Re: [PATCH 2/6] C/R: Basic support for network namespaces and devices (v5)

All of lore.kernel.org
 help / color / mirror / Atom feed

From: Oren Laadan <orenl-eQaUEPhvms7ENvBUuze7eA@public.gmane.org>
To: Dan Smith <danms-r/Jw6+rmf7HQT0dZR+AlfA@public.gmane.org>
Cc: netdev-u79uwXL29TY76Z2rM5mHXA@public.gmane.org,
	ebiederm-aS9lmoZGLiVWk0Htik3J/w@public.gmane.org,
	containers-qjLDD68F18O7TbgM5vRIOg@public.gmane.org,
	den-GEFAQzZX7r8dnm+yROfE0A@public.gmane.org,
	davem-fT/PcQaiUtIeIZ0/mPfg9Q@public.gmane.org,
	benjamin.thery-6ktuUTfB/bM@public.gmane.org
Subject: Re: [PATCH 2/6] C/R: Basic support for network namespaces and devices (v5)
Date: Sat, 06 Mar 2010 17:21:40 -0500	[thread overview]
Message-ID: <4B92D574.1090006@cs.columbia.edu> (raw)
In-Reply-To: <87bpf1idic.fsf-FLMGYpZoEPULwtHQx/6qkW3U47Q5hpJU@public.gmane.org>



Dan Smith wrote:
> OL> What about leak detection ?
> OL> Aren't we missing {netns,netdev}_users()?
> 
> This is something I need to give more thought to, but it's not as easy
> as it sounds.  Network devices aren't released at the last put() like
> a lot of other things, and my initial attempts to reconcile the
> refcount after a checkpoint operation have not been successful.
> 
> However, I'm not sure that it's as important here, because AFAIK, a
> network device can only exist in one network namespace at a time.  If
> we're checkpointing a netdev, it's because we are checkpointing the
> namespace that it lives in.  Making sure the netns isn't leaked out of
> the process tree would be much easier and just as effective, no?

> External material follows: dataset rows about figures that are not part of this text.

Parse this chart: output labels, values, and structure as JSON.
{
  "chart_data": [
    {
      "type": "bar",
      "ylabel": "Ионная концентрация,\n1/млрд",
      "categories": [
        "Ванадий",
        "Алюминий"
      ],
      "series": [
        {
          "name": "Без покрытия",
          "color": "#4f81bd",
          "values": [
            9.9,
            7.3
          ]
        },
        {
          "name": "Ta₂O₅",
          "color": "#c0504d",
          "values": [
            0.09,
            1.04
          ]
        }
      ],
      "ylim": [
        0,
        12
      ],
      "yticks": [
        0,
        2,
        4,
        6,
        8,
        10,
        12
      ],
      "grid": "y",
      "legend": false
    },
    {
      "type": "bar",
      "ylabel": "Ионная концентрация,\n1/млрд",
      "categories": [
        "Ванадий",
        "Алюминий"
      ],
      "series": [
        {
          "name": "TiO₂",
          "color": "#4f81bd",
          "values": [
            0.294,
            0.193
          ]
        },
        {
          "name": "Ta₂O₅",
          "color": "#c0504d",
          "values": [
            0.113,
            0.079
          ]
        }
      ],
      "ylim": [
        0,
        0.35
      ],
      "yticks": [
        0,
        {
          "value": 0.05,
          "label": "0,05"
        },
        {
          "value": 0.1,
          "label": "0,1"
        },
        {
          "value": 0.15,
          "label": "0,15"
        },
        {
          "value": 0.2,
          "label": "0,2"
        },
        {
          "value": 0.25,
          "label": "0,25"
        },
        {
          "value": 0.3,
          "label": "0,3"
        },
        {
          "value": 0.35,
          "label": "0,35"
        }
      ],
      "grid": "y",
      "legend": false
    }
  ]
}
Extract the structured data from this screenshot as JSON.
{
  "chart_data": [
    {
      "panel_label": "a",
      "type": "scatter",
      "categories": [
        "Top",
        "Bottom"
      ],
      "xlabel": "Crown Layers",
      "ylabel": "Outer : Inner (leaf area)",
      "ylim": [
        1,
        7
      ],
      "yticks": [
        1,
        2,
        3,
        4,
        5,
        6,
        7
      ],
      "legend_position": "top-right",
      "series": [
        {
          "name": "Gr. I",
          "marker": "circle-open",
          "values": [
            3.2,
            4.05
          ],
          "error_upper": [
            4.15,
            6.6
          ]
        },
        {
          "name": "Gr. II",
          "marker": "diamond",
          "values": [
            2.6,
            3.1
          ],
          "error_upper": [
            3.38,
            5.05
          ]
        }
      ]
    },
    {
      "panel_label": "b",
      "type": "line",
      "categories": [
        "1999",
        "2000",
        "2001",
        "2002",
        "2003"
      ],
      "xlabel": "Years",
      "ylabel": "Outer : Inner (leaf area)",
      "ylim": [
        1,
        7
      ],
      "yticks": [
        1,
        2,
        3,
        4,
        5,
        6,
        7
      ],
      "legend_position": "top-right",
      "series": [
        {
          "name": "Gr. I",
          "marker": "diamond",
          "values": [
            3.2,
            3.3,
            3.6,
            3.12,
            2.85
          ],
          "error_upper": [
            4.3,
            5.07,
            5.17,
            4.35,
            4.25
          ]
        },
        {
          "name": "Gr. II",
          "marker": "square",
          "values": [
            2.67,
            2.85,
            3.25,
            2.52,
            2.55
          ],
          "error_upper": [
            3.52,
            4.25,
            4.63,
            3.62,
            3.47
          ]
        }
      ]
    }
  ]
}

We should guarantee that neither netns nor netdev leaks outside
the container; currently none is. If a netdev can only belong to
a single netns, then it suffices to only care about netns.

> 
>>> +config CHECKPOINT_NETNS
>>> +       bool
>>> +       default y if NET && NET_NS && CHECKPOINT
>>> +
> 
> OL> Did you mean this to be visible (settable) by the user ?
> 
> No, it was specifically supposed to enable itself when those other
> items are enabled, but not be a user adjustable toggle.  I had a
> discussion with Serge about it and we came to this as a solution,
> although I don't remember what the problem we started with was.  I'll
> dig through my IRC logs to see if I can figure it out.

Duh.. my bad, I misinterpreted the code. That's fine.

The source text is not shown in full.